A year ago, Cowley College breezed through the Region VI baseball playoffs but dropped its first two games and was quickly eliminated from the NJCAA World Series.
This year’s Tigers would like to stick around a little longer.
After a dominating performance in capturing Region VI again last week, Cowley (43-16) is getting another World Series shot starting Saturday in Grand Junction, Colo.
Coach Dave Burroughs will be taking his eighth team to the NJCAA World Series, and he pointed to the experience his team has should help the Tigers’ chances this time around.
“We’ve got about eight or nine who have been here before,” he said.

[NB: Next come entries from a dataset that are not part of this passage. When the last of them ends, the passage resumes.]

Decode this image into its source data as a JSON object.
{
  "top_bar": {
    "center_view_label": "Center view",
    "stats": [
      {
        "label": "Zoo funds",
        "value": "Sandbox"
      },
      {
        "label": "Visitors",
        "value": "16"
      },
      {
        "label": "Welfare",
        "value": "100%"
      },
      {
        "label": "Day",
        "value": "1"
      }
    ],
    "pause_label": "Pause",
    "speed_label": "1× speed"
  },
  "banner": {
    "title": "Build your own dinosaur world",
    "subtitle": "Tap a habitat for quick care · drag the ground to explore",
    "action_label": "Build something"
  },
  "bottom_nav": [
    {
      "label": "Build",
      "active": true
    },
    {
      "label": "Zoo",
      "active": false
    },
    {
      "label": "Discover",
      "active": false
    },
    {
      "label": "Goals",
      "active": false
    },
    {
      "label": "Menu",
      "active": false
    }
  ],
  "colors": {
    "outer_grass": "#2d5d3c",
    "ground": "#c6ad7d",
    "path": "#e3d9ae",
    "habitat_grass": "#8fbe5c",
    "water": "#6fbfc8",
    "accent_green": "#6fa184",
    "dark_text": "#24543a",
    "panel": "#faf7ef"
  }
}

Six of those sophomores are in the starting lineup, and a seventh, right-hander Garrett Hutson, will be on the mound against Wallace-Dothan (Ala.), which is the Series’ opening game. The Governors (42-19) are making their first NJCAA Series appearance and are coached by former major-league catcher Mackey Sasser, who is also the school’s athletic director.
It is small consolation that both teams that defeated Cowley last year eventually played for the championship, with Yavapai (Ariz.) beating San Jacinto (Texas) North 5-2. Hutson pitched San Jacinto, but didn’t face Cowley.
No. 6 Cowley’s game is the only one against a team not receiving votes in the NJCAA poll. With matchups determined by geographical region, some highly ranked teams will meet in the first round.
No. 1 Chipola (Fla.) will meet No. 3 Crowder (Mo.); No. 2 Dyersburg State (Tenn.) faces No. 8 San Jacinto North; No. 11 Southern Nevada plays No. 17 Wabash Valley (Ill.); and No. 4 McLennan (Texas) meets Florence-Darlington Tech (S.C.), which is receiving votes.
“This was one of those years where all of the best teams made it,” Burroughs said.
The Tigers clinched their berth with a 17-8 victory over Neosho that only was that close when Neosho struck for four ninth-inning runs.
His team lost its focus toward the end, Burroughs said.
“You’re talking about 19- to 20-year-old kids,” he said. “They were thinking about the dogpile (at the end) rather than baseball in the final innings.”
Burroughs said the 10-day layoff has been mostly used to rest up and get healthy. He said he’s not worried about any rust from the time off. But the nervousness of playing in the Series is another matter.
“Seven other times I’ve brought teams here, and they’ve had (nervousness),” he said. “But they’ll settle in. They just need that first at-bat. You’ve got to get it out of the way.”